Quando você fecha sua sessão, o trabalho continuará sendo executado, conforme evidenciado pelo arquivo output.txt (que possui buffering, demorando um pouco para mostrar um valor diferente de zero). Não se esqueça de matar o seu emprego após o teste.

Então, tudo o que você precisa fazer é fechar o stdin e colocar em segundo plano o trabalho. Para ser realmente bom, primeiro, cd /para não se agarrar a uma montaria.

Isso funciona mesmo em sh simples no Solaris.

w00t
fonte
Interessante. Surgiram algumas questões notáveis. Percebo que você define o STDIN para nada, o -operador? Qual é a diferença entre < /dev/nulle &-? Eu acho que o STDIN (e outros STDOUT e STDERR) podem receber um arquivo < fileou um fluxo <& streamno caso de STDIN. Seria o mesmo usando < /dev/nullno seu exemplo acima? E o operador -acima se refere a um nulo como fluxo?
doc_id 16/09/11
Quando você faz x <& -, isso fecha o descritor de arquivo x. Nesse caso, não existe x, o que torna o bash padrão como 1, ou seja, entrada padrão. Se você usa </ dev / null, não está fechando o stdin, está apenas fornecendo um arquivo vazio para o programa como entrada.
w00t
1
E para ser sincero, eu realmente não sei por que isso daemoniza o que você está executando :-) Mas funciona, nós o usamos na produção. Eu o descobri enquanto brincava, esperando poder daemonizar um processo no shell sem precisar de nada de especial - então comecei fechando o stdin e isso foi o suficiente.
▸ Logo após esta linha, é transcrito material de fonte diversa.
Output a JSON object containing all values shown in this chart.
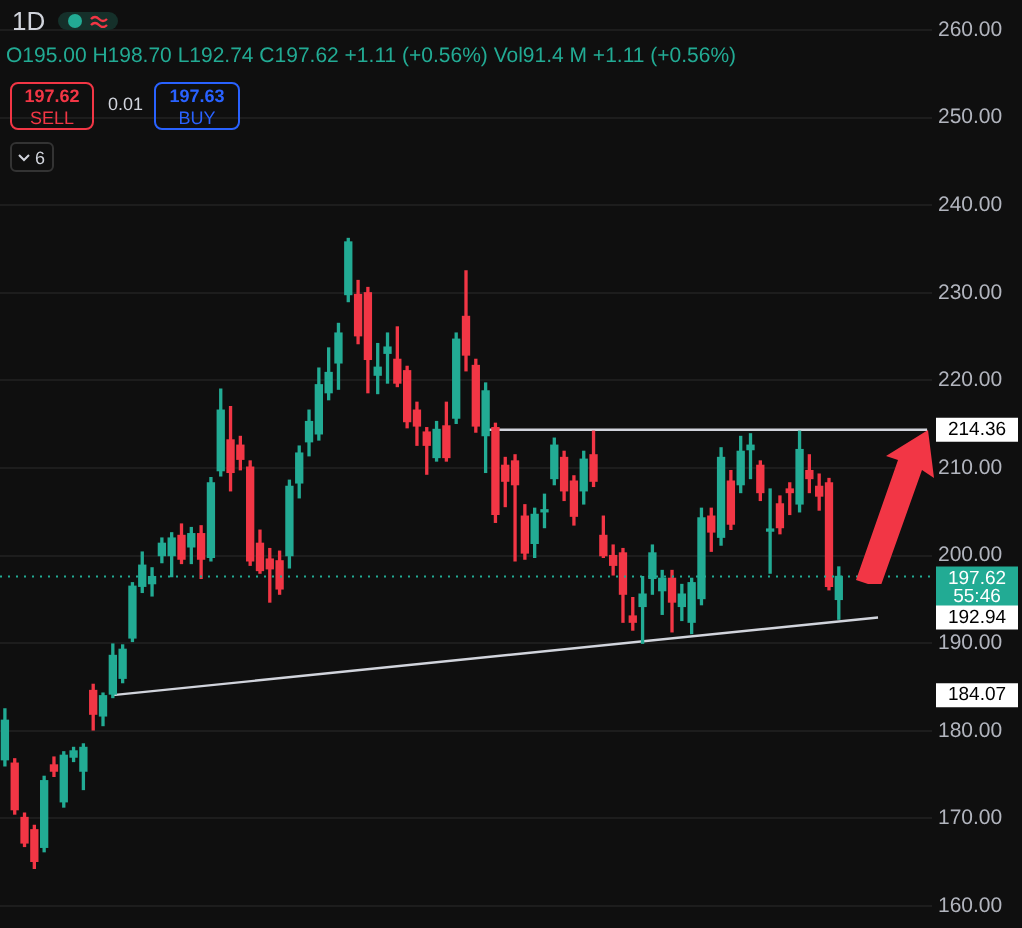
{
  "chart_data": {
    "type": "candlestick",
    "title": "1D",
    "subtitle": "O195.00 H198.70 L192.74 C197.62 +1.11 (+0.56%) Vol91.4 M +1.11 (+0.56%)",
    "categories": [
      null,
      null,
      null,
      null,
      null,
      null,
      null,
      null,
      null,
      null,
      null,
      null,
      null,
      null,
      null,
      null,
      null,
      null,
      null,
      null,
      null,
      null,
      null,
      null,
      null,
      null,
      null,
      null,
      null,
      null,
      null,
      null,
      null,
      null,
      null,
      null,
      null,
      null,
      null,
      null,
      null,
      null,
      null,
      null,
      null,
      null,
      null,
      null,
      null,
      null,
      null,
      null,
      null,
      null,
      null,
      null,
      null,
      null,
      null,
      null,
      null,
      null,
      null,
      null,
      null,
      null,
      null,
      null,
      null,
      null,
      null,
      null,
      null,
      null,
      null,
      null,
      null,
      null,
      null,
      null,
      null,
      null,
      null,
      null,
      null,
      null,
      null,
      null,
      null,
      null,
      null,
      null,
      null,
      null,
      null
    ],
    "ohlc": [
      [
        176.7,
        182.5,
        176,
        181.2
      ],
      [
        176.3,
        176.8,
        170.5,
        171
      ],
      [
        170.1,
        170.6,
        166.8,
        167.2
      ],
      [
        168.7,
        169.2,
        164.3,
        165.1
      ],
      [
        166.7,
        174.8,
        166.2,
        174.3
      ],
      [
        176.1,
        177,
        174.8,
        175.4
      ],
      [
        171.9,
        177.6,
        171.3,
        177.2
      ],
      [
        177,
        178.1,
        176.5,
        177.7
      ],
      [
        175.4,
        178.5,
        173.3,
        178.1
      ],
      [
        184.6,
        185.3,
        180.1,
        181.9
      ],
      [
        181.7,
        184.3,
        180.6,
        184
      ],
      [
        184.2,
        189.9,
        183.8,
        188.6
      ],
      [
        186,
        189.8,
        185.5,
        189.3
      ],
      [
        190.6,
        196.9,
        190.2,
        196.5
      ],
      [
        196.5,
        200.4,
        195.8,
        198.9
      ],
      [
        196.8,
        198.6,
        195.4,
        197.6
      ],
      [
        200,
        202,
        199.2,
        201.4
      ],
      [
        200,
        202.6,
        197.6,
        202
      ],
      [
        202.3,
        203.6,
        199.1,
        199.6
      ],
      [
        201,
        203.2,
        199.1,
        202.5
      ],
      [
        202.5,
        203.4,
        197.4,
        199.6
      ],
      [
        199.8,
        208.9,
        199.4,
        208.3
      ],
      [
        209.7,
        219,
        209.1,
        216.6
      ],
      [
        213.2,
        217,
        207.4,
        209.5
      ],
      [
        212.6,
        213.6,
        209.8,
        211
      ],
      [
        210.1,
        210.8,
        198.9,
        199.4
      ],
      [
        201.4,
        202.9,
        198,
        198.3
      ],
      [
        199.6,
        200.8,
        194.7,
        198.5
      ],
      [
        199.4,
        200.5,
        195.6,
        196.2
      ],
      [
        200,
        208.6,
        198.6,
        207.9
      ],
      [
        208.3,
        212.5,
        206.6,
        211.7
      ],
      [
        213,
        216.6,
        211.4,
        215.3
      ],
      [
        213.9,
        221.4,
        213.2,
        219.5
      ],
      [
        218.6,
        223.7,
        217.8,
        220.9
      ],
      [
        222,
        226.5,
        219,
        225.4
      ],
      [
        229.8,
        236.2,
        229,
        235.8
      ],
      [
        229.8,
        231.4,
        224.2,
        225.1
      ],
      [
        230,
        230.6,
        218.6,
        222.4
      ],
      [
        220.6,
        224.2,
        218.5,
        221.5
      ],
      [
        223.1,
        225.4,
        219.7,
        223.8
      ],
      [
        222.4,
        226.1,
        219.3,
        219.7
      ],
      [
        221.1,
        221.6,
        214.6,
        215.3
      ],
      [
        216.6,
        217.5,
        212.6,
        214.8
      ],
      [
        214.1,
        214.6,
        209.3,
        212.6
      ],
      [
        211.2,
        215.3,
        210.8,
        214.4
      ],
      [
        214.8,
        217.5,
        210.8,
        211.2
      ],
      [
        215.7,
        225.4,
        215.1,
        224.7
      ],
      [
        227.3,
        232.5,
        221.1,
        222.9
      ],
      [
        221.7,
        222.4,
        214.1,
        214.8
      ],
      [
        213.7,
        219.7,
        209.5,
        218.8
      ],
      [
        214.6,
        215.1,
        203.8,
        204.7
      ],
      [
        210.3,
        211.2,
        205.6,
        208.5
      ],
      [
        210.8,
        211.5,
        199.4,
        208.1
      ],
      [
        204.5,
        205.8,
        199.6,
        200.3
      ],
      [
        201.4,
        205.4,
        199.8,
        204.7
      ],
      [
        205,
        207,
        203.2,
        205.2
      ],
      [
        208.8,
        213.4,
        208.1,
        212.6
      ],
      [
        211.2,
        211.9,
        206.3,
        207.4
      ],
      [
        208.5,
        209.1,
        203.5,
        204.5
      ],
      [
        207.4,
        211.9,
        205.9,
        211
      ],
      [
        211.5,
        214.2,
        207.9,
        208.5
      ],
      [
        202.3,
        204.5,
        199.8,
        200
      ],
      [
        200,
        201.2,
        197.8,
        198.9
      ],
      [
        200.3,
        200.8,
        192.4,
        195.6
      ],
      [
        193.1,
        195.2,
        191.5,
        192.4
      ],
      [
        194.2,
        197.6,
        190,
        195.6
      ],
      [
        197.4,
        201.2,
        195.6,
        200.3
      ],
      [
        196,
        198.3,
        193.3,
        197.4
      ],
      [
        197.4,
        198.3,
        191.3,
        194.7
      ],
      [
        194.2,
        196.7,
        192.6,
        195.6
      ],
      [
        192.4,
        197.4,
        191.1,
        196.9
      ],
      [
        195.1,
        205.4,
        194.4,
        204.3
      ],
      [
        204.5,
        205.4,
        200.5,
        202.7
      ],
      [
        202.1,
        212.3,
        201.2,
        211.2
      ],
      [
        208.5,
        209.7,
        203,
        203.6
      ],
      [
        208.1,
        213.6,
        207.2,
        211.9
      ],
      [
        212.1,
        213.9,
        208.8,
        212.6
      ],
      [
        210.3,
        210.8,
        206.3,
        207.2
      ],
      [
        202.8,
        207.6,
        198,
        203
      ],
      [
        205.9,
        206.8,
        202.5,
        203.2
      ],
      [
        207.6,
        208.3,
        204.7,
        207.2
      ],
      [
        205.9,
        214.2,
        205,
        212.1
      ],
      [
        209.7,
        211.5,
        207.2,
        208.8
      ],
      [
        207.9,
        209.3,
        205.2,
        206.8
      ],
      [
        208.3,
        208.8,
        196.1,
        196.5
      ],
      [
        195,
        198.7,
        192.74,
        197.62
      ],
      null,
      null,
      null,
      null,
      null,
      null,
      null,
      null,
      null
    ],
    "colors": [
      "#22ab94",
      "#f23645",
      "#f23645",
      "#f23645",
      "#22ab94",
      "#f23645",
      "#22ab94",
      "#22ab94",
      "#22ab94",
      "#f23645",
      "#22ab94",
      "#22ab94",
      "#22ab94",
      "#22ab94",
      "#22ab94",
      "#22ab94",
      "#22ab94",
      "#22ab94",
      "#f23645",
      "#22ab94",
      "#f23645",
      "#22ab94",
      "#22ab94",
      "#f23645",
      "#f23645",
      "#f23645",
      "#f23645",
      "#f23645",
      "#f23645",
      "#22ab94",
      "#22ab94",
      "#22ab94",
      "#22ab94",
      "#22ab94",
      "#22ab94",
      "#22ab94",
      "#f23645",
      "#f23645",
      "#22ab94",
      "#22ab94",
      "#f23645",
      "#f23645",
      "#f23645",
      "#f23645",
      "#22ab94",
      "#f23645",
      "#22ab94",
      "#f23645",
      "#f23645",
      "#22ab94",
      "#f23645",
      "#f23645",
      "#f23645",
      "#f23645",
      "#22ab94",
      "#22ab94",
      "#22ab94",
      "#f23645",
      "#f23645",
      "#22ab94",
      "#f23645",
      "#f23645",
      "#f23645",
      "#f23645",
      "#f23645",
      "#22ab94",
      "#22ab94",
      "#22ab94",
      "#f23645",
      "#22ab94",
      "#22ab94",
      "#22ab94",
      "#f23645",
      "#22ab94",
      "#f23645",
      "#22ab94",
      "#22ab94",
      "#f23645",
      "#22ab94",
      "#f23645",
      "#f23645",
      "#22ab94",
      "#f23645",
      "#f23645",
      "#f23645",
      "#22ab94",
      null,
      null,
      null,
      null,
      null,
      null,
      null,
      null,
      null
    ],
    "series": [
      {
        "type": "line",
        "color": "#d1d4dc",
        "values": [
          null,
          null,
          null,
          null,
          null,
          null,
          null,
          null,
          null,
          null,
          null,
          184.07,
          null,
          null,
          null,
          null,
          null,
          null,
          null,
          null,
          null,
          null,
          null,
          null,
          null,
          null,
          null,
          null,
          null,
          null,
          null,
          null,
          null,
          null,
          null,
          null,
          null,
          null,
          null,
          null,
          null,
          null,
          null,
          null,
          null,
          null,
          null,
          null,
          null,
          null,
          null,
          null,
          null,
          null,
          null,
          null,
          null,
          null,
          null,
          null,
          null,
          null,
          null,
          null,
          null,
          null,
          null,
          null,
          null,
          null,
          null,
          null,
          null,
          null,
          null,
          null,
          null,
          null,
          null,
          null,
          null,
          null,
          null,
          null,
          null,
          null,
          null,
          null,
          null,
          192.94,
          null,
          null,
          null,
          null,
          null
        ]
      },
      {
        "type": "line",
        "color": "#d1d4dc",
        "values": [
          null,
          null,
          null,
          null,
          null,
          null,
          null,
          null,
          null,
          null,
          null,
          null,
          null,
          null,
          null,
          null,
          null,
          null,
          null,
          null,
          null,
          null,
          null,
          null,
          null,
          null,
          null,
          null,
          null,
          null,
          null,
          null,
          null,
          null,
          null,
          null,
          null,
          null,
          null,
          null,
          null,
          null,
          null,
          null,
          null,
          null,
          null,
          null,
          null,
          214.36,
          null,
          null,
          null,
          null,
          null,
          null,
          null,
          null,
          null,
          null,
          null,
          null,
          null,
          null,
          null,
          null,
          null,
          null,
          null,
          null,
          null,
          null,
          null,
          null,
          null,
          null,
          null,
          null,
          null,
          null,
          null,
          null,
          null,
          null,
          null,
          null,
          null,
          null,
          null,
          null,
          null,
          null,
          null,
          null,
          214.36
        ]
      }
    ],
    "ylim": [
      160,
      260
    ],
    "yticks": [
      {
        "value": 160,
        "label": "160.00"
      },
      {
        "value": 170,
        "label": "170.00"
      },
      {
        "value": 180,
        "label": "180.00"
      },
      {
        "value": 190,
        "label": "190.00"
      },
      {
        "value": 200,
        "label": "200.00"
      },
      {
        "value": 210,
        "label": "210.00"
      },
      {
        "value": 220,
        "label": "220.00"
      },
      {
        "value": 230,
        "label": "230.00"
      },
      {
        "value": 240,
        "label": "240.00"
      },
      {
        "value": 250,
        "label": "250.00"
      },
      {
        "value": 260,
        "label": "260.00"
      }
    ],
    "ref_lines": [
      {
        "axis": "y",
        "value": 197.62,
        "label": "197.62",
        "color": "#22ab94",
        "line_style": "dotted"
      }
    ],
    "annotations": [
      "197.62",
      "SELL",
      "0.01",
      "197.63",
      "BUY",
      "6",
      "55:46",
      "214.36",
      "192.94",
      "184.07"
    ],
    "grid": "y",
    "tick_labels": "y",
    "legend": false
  }
}
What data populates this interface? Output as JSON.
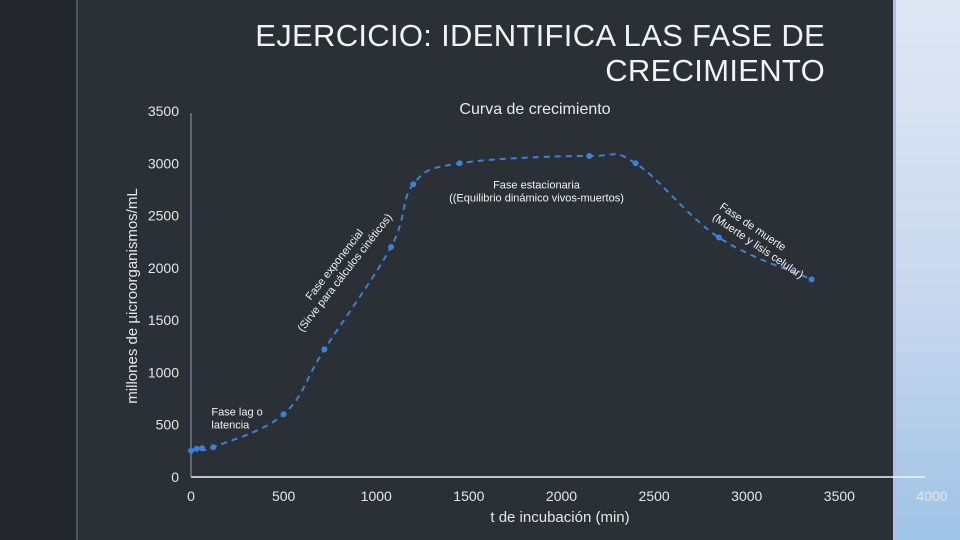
{
  "slide": {
    "title_line1": "EJERCICIO: IDENTIFICA LAS FASE DE",
    "title_line2": "CRECIMIENTO"
  },
  "chart_data": {
    "type": "line",
    "title": "Curva de crecimiento",
    "xlabel": "t de incubación  (min)",
    "ylabel": "millones de µicroorganismos/mL",
    "xlim": [
      0,
      4000
    ],
    "ylim": [
      0,
      3500
    ],
    "x_ticks": [
      0,
      500,
      1000,
      1500,
      2000,
      2500,
      3000,
      3500,
      4000
    ],
    "y_ticks": [
      0,
      500,
      1000,
      1500,
      2000,
      2500,
      3000,
      3500
    ],
    "grid": false,
    "legend": "none",
    "series": [
      {
        "x": [
          0,
          30,
          60,
          120,
          500,
          720,
          1080,
          1200,
          1450,
          2150,
          2400,
          2850,
          3350
        ],
        "y": [
          250,
          270,
          275,
          285,
          600,
          1220,
          2200,
          2800,
          3000,
          3070,
          3000,
          2290,
          1890
        ],
        "color": "#3b82d6"
      }
    ],
    "annotations": [
      {
        "lines": [
          "Fase lag o",
          "latencia"
        ],
        "at": [
          110,
          590
        ],
        "rotation": 0
      },
      {
        "lines": [
          "Fase exponencial",
          "(Sirve para cálculos cinéticos)"
        ],
        "at": [
          790,
          2010
        ],
        "rotation": -52
      },
      {
        "lines": [
          "Fase estacionaria",
          "((Equilibrio dinámico vivos-muertos)"
        ],
        "at": [
          1865,
          2760
        ],
        "rotation": 0
      },
      {
        "lines": [
          "Fase de muerte",
          "(Muerte y lisis celular)"
        ],
        "at": [
          2850,
          2570
        ],
        "rotation": 34
      }
    ]
  }
}
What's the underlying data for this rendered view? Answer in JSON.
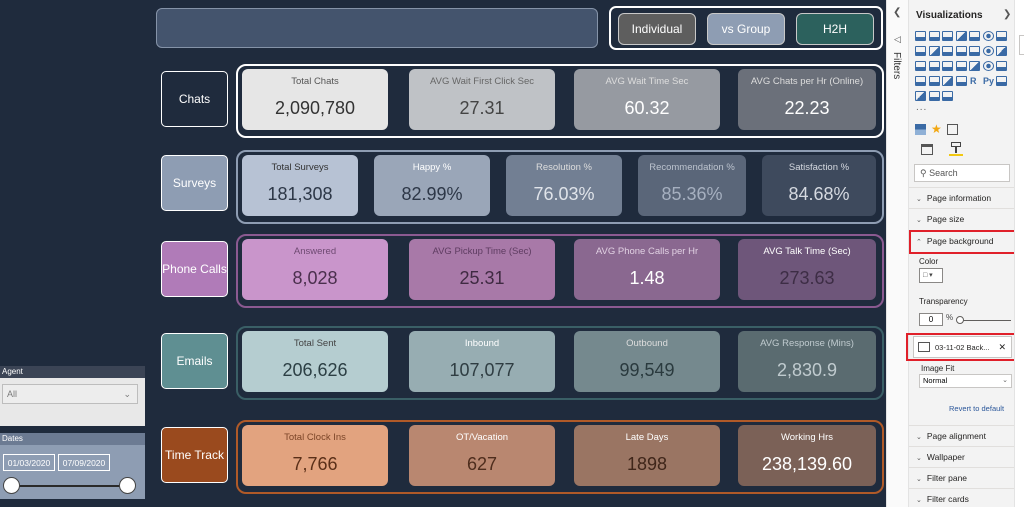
{
  "nav": {
    "individual": "Individual",
    "vs_group": "vs Group",
    "h2h": "H2H"
  },
  "sections": [
    {
      "label": "Chats",
      "label_bg": "#1f2b3d",
      "frame_color": "#ffffff",
      "cards": [
        {
          "label": "Total Chats",
          "value": "2,090,780",
          "bg": "#e6e6e6",
          "lbl_color": "#555555",
          "val_color": "#333333"
        },
        {
          "label": "AVG Wait First Click Sec",
          "value": "27.31",
          "bg": "#bfc2c6",
          "lbl_color": "#666666",
          "val_color": "#444444"
        },
        {
          "label": "AVG Wait Time Sec",
          "value": "60.32",
          "bg": "#969aa1",
          "lbl_color": "#dddddd",
          "val_color": "#ffffff"
        },
        {
          "label": "AVG Chats per Hr (Online)",
          "value": "22.23",
          "bg": "#6b707a",
          "lbl_color": "#dddddd",
          "val_color": "#ffffff"
        }
      ]
    },
    {
      "label": "Surveys",
      "label_bg": "#8e9db3",
      "frame_color": "#8e9db3",
      "cards": [
        {
          "label": "Total Surveys",
          "value": "181,308",
          "bg": "#b7c2d4",
          "lbl_color": "#333333",
          "val_color": "#2d3747"
        },
        {
          "label": "Happy %",
          "value": "82.99%",
          "bg": "#9aa6b8",
          "lbl_color": "#ffffff",
          "val_color": "#2d3747"
        },
        {
          "label": "Resolution %",
          "value": "76.03%",
          "bg": "#727f93",
          "lbl_color": "#dddddd",
          "val_color": "#e0e4ea"
        },
        {
          "label": "Recommendation %",
          "value": "85.36%",
          "bg": "#5a6679",
          "lbl_color": "#bcc3ce",
          "val_color": "#a6b0c0"
        },
        {
          "label": "Satisfaction %",
          "value": "84.68%",
          "bg": "#3e4a5d",
          "lbl_color": "#d5d9e0",
          "val_color": "#d5d9e0"
        }
      ]
    },
    {
      "label": "Phone Calls",
      "label_bg": "#b07bb8",
      "frame_color": "#8b5a91",
      "cards": [
        {
          "label": "Answered",
          "value": "8,028",
          "bg": "#c995cb",
          "lbl_color": "#6e4a72",
          "val_color": "#4a2f4d"
        },
        {
          "label": "AVG Pickup Time (Sec)",
          "value": "25.31",
          "bg": "#a879a8",
          "lbl_color": "#5e3c61",
          "val_color": "#3f2a42"
        },
        {
          "label": "AVG Phone Calls per Hr",
          "value": "1.48",
          "bg": "#8a6890",
          "lbl_color": "#e0d0e2",
          "val_color": "#ffffff"
        },
        {
          "label": "AVG Talk Time (Sec)",
          "value": "273.63",
          "bg": "#6e567a",
          "lbl_color": "#ffffff",
          "val_color": "#3d2d45"
        }
      ]
    },
    {
      "label": "Emails",
      "label_bg": "#5f8f92",
      "frame_color": "#3a5f66",
      "cards": [
        {
          "label": "Total Sent",
          "value": "206,626",
          "bg": "#b5cdd0",
          "lbl_color": "#444444",
          "val_color": "#2c3f44"
        },
        {
          "label": "Inbound",
          "value": "107,077",
          "bg": "#97adb2",
          "lbl_color": "#ffffff",
          "val_color": "#2f3d42"
        },
        {
          "label": "Outbound",
          "value": "99,549",
          "bg": "#75898e",
          "lbl_color": "#dddddd",
          "val_color": "#2a3a3e"
        },
        {
          "label": "AVG Response (Mins)",
          "value": "2,830.9",
          "bg": "#5a6b70",
          "lbl_color": "#c0cbcf",
          "val_color": "#c0cbcf"
        }
      ]
    },
    {
      "label": "Time Track",
      "label_bg": "#9a4a1e",
      "frame_color": "#b05a28",
      "cards": [
        {
          "label": "Total Clock Ins",
          "value": "7,766",
          "bg": "#e2a37f",
          "lbl_color": "#7b4528",
          "val_color": "#5a2f18"
        },
        {
          "label": "OT/Vacation",
          "value": "627",
          "bg": "#b98770",
          "lbl_color": "#ffffff",
          "val_color": "#4e2d1d"
        },
        {
          "label": "Late Days",
          "value": "1898",
          "bg": "#9a7563",
          "lbl_color": "#ffffff",
          "val_color": "#3f261a"
        },
        {
          "label": "Working Hrs",
          "value": "238,139.60",
          "bg": "#7b6157",
          "lbl_color": "#ffffff",
          "val_color": "#ffffff"
        }
      ]
    }
  ],
  "filters": {
    "agent_header": "Agent",
    "agent_value": "All",
    "dates_header": "Dates",
    "date_start": "01/03/2020",
    "date_end": "07/09/2020"
  },
  "filters_pane": {
    "label": "Filters"
  },
  "viz_pane": {
    "title": "Visualizations",
    "r_label": "R",
    "py_label": "Py",
    "more": "...",
    "search_placeholder": "Search",
    "sections_top": [
      "Page information",
      "Page size",
      "Page background"
    ],
    "color_label": "Color",
    "transparency_label": "Transparency",
    "transparency_value": "0",
    "percent": "%",
    "image_file": "03-11-02 Back...",
    "image_fit_label": "Image Fit",
    "image_fit_value": "Normal",
    "revert": "Revert to default",
    "sections_bottom": [
      "Page alignment",
      "Wallpaper",
      "Filter pane",
      "Filter cards"
    ]
  }
}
Eu deveria ler algumas fontes de shell, mas presumo que, se você fechar o stdin e colocar em segundo plano o processo, ele também o desanexará.
w00t
2
Acho que o motivo é que um SIGHUP (o sinal real que faz com que a criança saia quando o shell morre) é acionado quando um processo pai fecha o identificador stdin do seu filho. No entanto, se stdin começar como nulo, em vez de ser fechado após o fato, não há como o pai acionar o SIGHUP. Boa descoberta, no entanto - nunca teria pensado nisso.
Jeremy Visser
@JeremyVisser que parece realmente plausível!
W00t
7

O atcomando pode ser útil para esse tipo de situação. Por exemplo, digite:

at now

E você pode inserir um comando ou uma série de comandos que serão executados. Os resultados devem ser enviados por e-mail para você, se o e-mail estiver configurado corretamente na máquina.

Em vez de now, você pode especificar uma hora opcionalmente com uma data ou uma expressão de hora como now + 15 minutes. Veja man atpara mais detalhes.

rjmunro
fonte
7

byobuno Ubuntu é um bom front-end para a tela. PressionandoCtrl - ?você obtém uma lista de todos os atalhos do teclado. Ele adiciona uma barra de status que pode ser útil para observar a carga da CPU, espaço em disco, etc. No geral, fornece uma experiência que eu descreveria como uma conexão VNC baseada em terminal.

nohup permite iniciar um trabalho em segundo plano com sua saída roteada para um arquivo de log, que sempre pode ser redirecionado para / dev / null, se não for necessário.